Хильзен поднял голову. На мгновение глаза их встретились. Потом Хильзен нарочито зевнул во весь рот.
– Ты, парень, знаешь что, – сказал он. – Ты иди. Мы ведь пленных не берем.
– А мне некуда идти, – сказал Синяка равнодушно и посмотрел на Хильзена так, словно тот был древним доспехом. Потом его глаза снова зацепились за неряшливую повязку повыше правого локтя.
– Ты промой дырку на руке, чудо, – сказал Синяка. – У тебя заражение будет.
– Не учи ученого, – небрежно произнес Завоеватель. – Одо фон Хильзен получал в сражениях раны и потяжелее.
– Это ты о ком? – не понял Синяка.
– О себе, болван, – сказал Хильзен и снова зевнул. – А все же лучше бы тебе было уйти из города со своими… Мы ведь скоро здесь камня на камне не оставим…
Синяка криво дернул плечом.
Над лестницей появилась всклокоченная светловолосая голова Норга.

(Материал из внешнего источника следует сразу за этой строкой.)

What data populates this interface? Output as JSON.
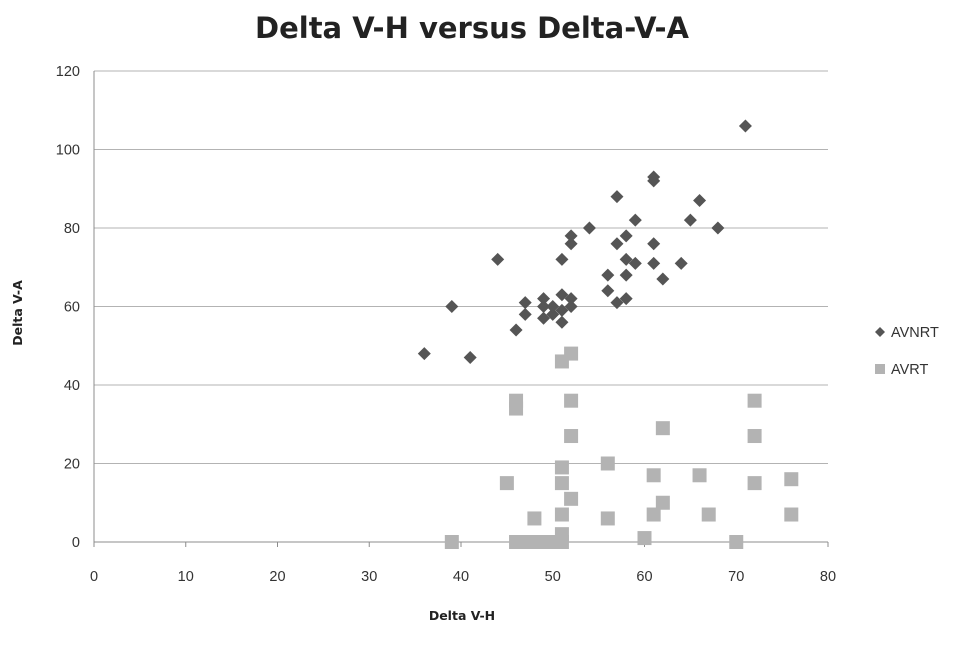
{
  "chart_data": {
    "type": "scatter",
    "title": "Delta V-H versus Delta-V-A",
    "xlabel": "Delta V-H",
    "ylabel": "Delta V-A",
    "xlim": [
      0,
      80
    ],
    "ylim": [
      0,
      120
    ],
    "xticks": [
      0,
      10,
      20,
      30,
      40,
      50,
      60,
      70,
      80
    ],
    "yticks": [
      0,
      20,
      40,
      60,
      80,
      100,
      120
    ],
    "grid": true,
    "legend_position": "right",
    "series": [
      {
        "name": "AVNRT",
        "marker": "diamond",
        "color": "#555555",
        "points": [
          [
            36,
            48
          ],
          [
            39,
            60
          ],
          [
            41,
            47
          ],
          [
            44,
            72
          ],
          [
            46,
            54
          ],
          [
            47,
            58
          ],
          [
            47,
            61
          ],
          [
            49,
            57
          ],
          [
            49,
            60
          ],
          [
            49,
            62
          ],
          [
            50,
            58
          ],
          [
            50,
            60
          ],
          [
            51,
            56
          ],
          [
            51,
            59
          ],
          [
            51,
            63
          ],
          [
            51,
            72
          ],
          [
            52,
            60
          ],
          [
            52,
            62
          ],
          [
            52,
            76
          ],
          [
            52,
            78
          ],
          [
            54,
            80
          ],
          [
            56,
            64
          ],
          [
            56,
            68
          ],
          [
            57,
            61
          ],
          [
            57,
            76
          ],
          [
            57,
            88
          ],
          [
            58,
            62
          ],
          [
            58,
            68
          ],
          [
            58,
            72
          ],
          [
            58,
            78
          ],
          [
            59,
            71
          ],
          [
            59,
            82
          ],
          [
            61,
            71
          ],
          [
            61,
            76
          ],
          [
            61,
            92
          ],
          [
            61,
            93
          ],
          [
            62,
            67
          ],
          [
            64,
            71
          ],
          [
            65,
            82
          ],
          [
            66,
            87
          ],
          [
            68,
            80
          ],
          [
            71,
            106
          ]
        ]
      },
      {
        "name": "AVRT",
        "marker": "square",
        "color": "#b3b3b3",
        "points": [
          [
            39,
            0
          ],
          [
            45,
            15
          ],
          [
            46,
            0
          ],
          [
            46,
            34
          ],
          [
            46,
            36
          ],
          [
            47,
            0
          ],
          [
            48,
            0
          ],
          [
            48,
            6
          ],
          [
            49,
            0
          ],
          [
            50,
            0
          ],
          [
            51,
            0
          ],
          [
            51,
            2
          ],
          [
            51,
            7
          ],
          [
            51,
            15
          ],
          [
            51,
            19
          ],
          [
            51,
            46
          ],
          [
            52,
            11
          ],
          [
            52,
            27
          ],
          [
            52,
            36
          ],
          [
            52,
            48
          ],
          [
            56,
            6
          ],
          [
            56,
            20
          ],
          [
            60,
            1
          ],
          [
            61,
            7
          ],
          [
            61,
            17
          ],
          [
            62,
            10
          ],
          [
            62,
            29
          ],
          [
            66,
            17
          ],
          [
            67,
            7
          ],
          [
            70,
            0
          ],
          [
            72,
            15
          ],
          [
            72,
            27
          ],
          [
            72,
            36
          ],
          [
            76,
            7
          ],
          [
            76,
            16
          ]
        ]
      }
    ]
  }
}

Сделав умильное лицо, он произнес:
– Господин граф! Кушать подано!
Хильзен подошел к лестнице и легонько пнул сапогом макушку Норга.
– Убери башку с прохода, – сказал он. – Не видишь – граф идет.

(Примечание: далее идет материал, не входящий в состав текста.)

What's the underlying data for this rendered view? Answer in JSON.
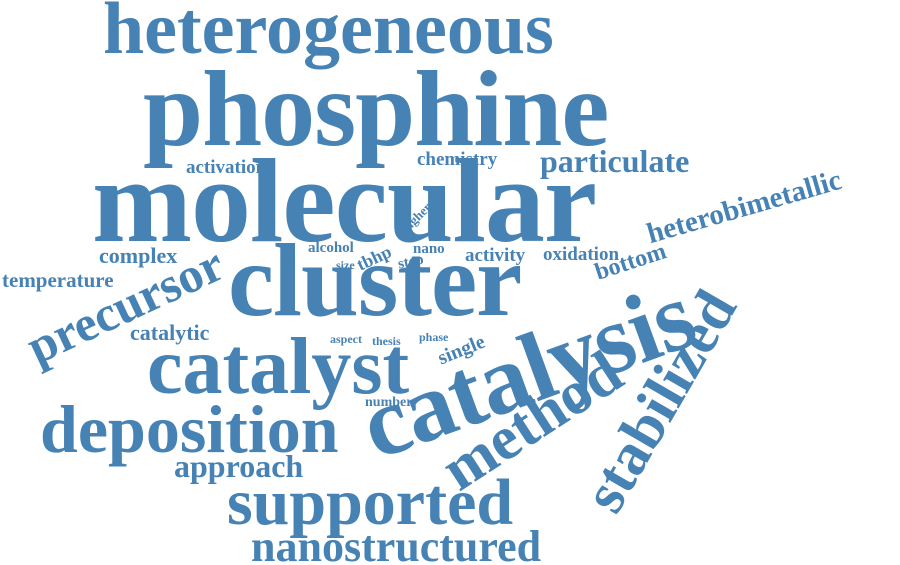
{
  "word_cloud": {
    "color": "#4682b4",
    "words": [
      {
        "text": "heterogeneous",
        "rotation": 0
      },
      {
        "text": "phosphine",
        "rotation": 0
      },
      {
        "text": "molecular",
        "rotation": 0
      },
      {
        "text": "cluster",
        "rotation": 0
      },
      {
        "text": "catalysis",
        "rotation": -20
      },
      {
        "text": "catalyst",
        "rotation": 0
      },
      {
        "text": "deposition",
        "rotation": 0
      },
      {
        "text": "supported",
        "rotation": 0
      },
      {
        "text": "nanostructured",
        "rotation": 0
      },
      {
        "text": "method",
        "rotation": -33
      },
      {
        "text": "stabilized",
        "rotation": -60
      },
      {
        "text": "precursor",
        "rotation": -25
      },
      {
        "text": "particulate",
        "rotation": 0
      },
      {
        "text": "heterobimetallic",
        "rotation": -16
      },
      {
        "text": "approach",
        "rotation": 0
      },
      {
        "text": "temperature",
        "rotation": 0
      },
      {
        "text": "complex",
        "rotation": 0
      },
      {
        "text": "catalytic",
        "rotation": 0
      },
      {
        "text": "activation",
        "rotation": 0
      },
      {
        "text": "chemistry",
        "rotation": 0
      },
      {
        "text": "bottom",
        "rotation": -18
      },
      {
        "text": "oxidation",
        "rotation": 0
      },
      {
        "text": "activity",
        "rotation": 0
      },
      {
        "text": "single",
        "rotation": -22
      },
      {
        "text": "alcohol",
        "rotation": 0
      },
      {
        "text": "tbhp",
        "rotation": -25
      },
      {
        "text": "nano",
        "rotation": 0
      },
      {
        "text": "step",
        "rotation": -12
      },
      {
        "text": "size",
        "rotation": 0
      },
      {
        "text": "higher",
        "rotation": -45
      },
      {
        "text": "aspect",
        "rotation": 0
      },
      {
        "text": "thesis",
        "rotation": 0
      },
      {
        "text": "phase",
        "rotation": 0
      },
      {
        "text": "number",
        "rotation": 0
      }
    ]
  }
}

Норг, возмущенно взвыв, с грохотом скатился вниз по ступенькам.
Вскоре Хильзен уже восседал за столом и вкушал нечто вроде каши, в которой мелькали кусочки плохо проваренной сушеной рыбы. Отставив мизинец, на котором поблескивал железный перстенек, он орудовал огромным, острым, как бритва, ножом, деликатно снимая губами с широкого клинка внушительные холмики каши.
Норг следовал его примеру, однако подобным изяществом манер не обладал и ножом орудовал, как лопатой, деловито посапывая. Хилле Батюшка-Барин запустил в серебряную тарелку свои невероятно грязные пальцы, не прибегая к помощи столовых приборов.

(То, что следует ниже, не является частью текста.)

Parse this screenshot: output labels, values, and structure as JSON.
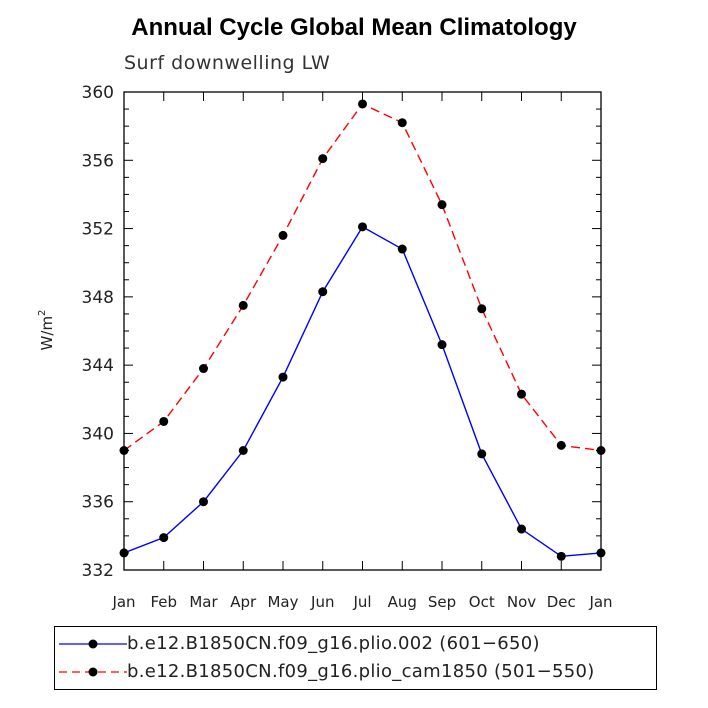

Когда Синяке выдали порцию, он уселся на краю стола и, подобно Батюшке, принялся жадно хватать еду руками, заглатывая куски целиком, по-собачьи. Рыбьи кости трещали у него на зубах. Покончив с кашей, он тщательно вылизал тарелку и обтер пальцы об одежду.
Хильзен пошарил в груде серебряной посуды, надеясь отыскать себе подходящую кружку. Одна показалась ему не очень замызганной. Она вмещала в себя никак не менее пинты и была снабжена откидывающейся крышкой. Сама кружка была сделана в виде бочки, а ее ручка – в виде втрое витого каната.
Хильзен зачерпнул кипятка и тихо взвыл: серебро немедленно нагрелось и обожгло руки. Он поставил кружку на пол. От усталости он уже плохо соображал. Высунув руку в окно, Хильзен нащупал белый флаг, который Завоеватели заметили на подходах к башне, и сорвал его. Обернув серебряную кружку белым флагом поражения, Хильзен принялся с наслаждением пить кипяток. Постепенно он согревался. Ахен завоеван, он, Хильзен, жив, и есть где провести ночь – под крышей и в относительной безопасности. Хильзена неудержимо тянуло в сон.
Косматый Бьярни, подобревший от сытости и удачи, развалился в кресле. Это был настоящий трон – с высокой прямой спинкой и двумя грифонами-подлокотниками из черного дерева. Капитан смотрел, как Синяка облизывает миску. Все, что он слышал о горожанах, – образованных, зажиточных людях, которые построили этот прекрасный город, – к тому же, о людях с БЕЛОЙ кожей, – всё это никак не вязалось с диким обликом Синяки.
– Эй, ты! – крикнул Бьярни.
На другом конце стола Синяка поднял голову от тарелки.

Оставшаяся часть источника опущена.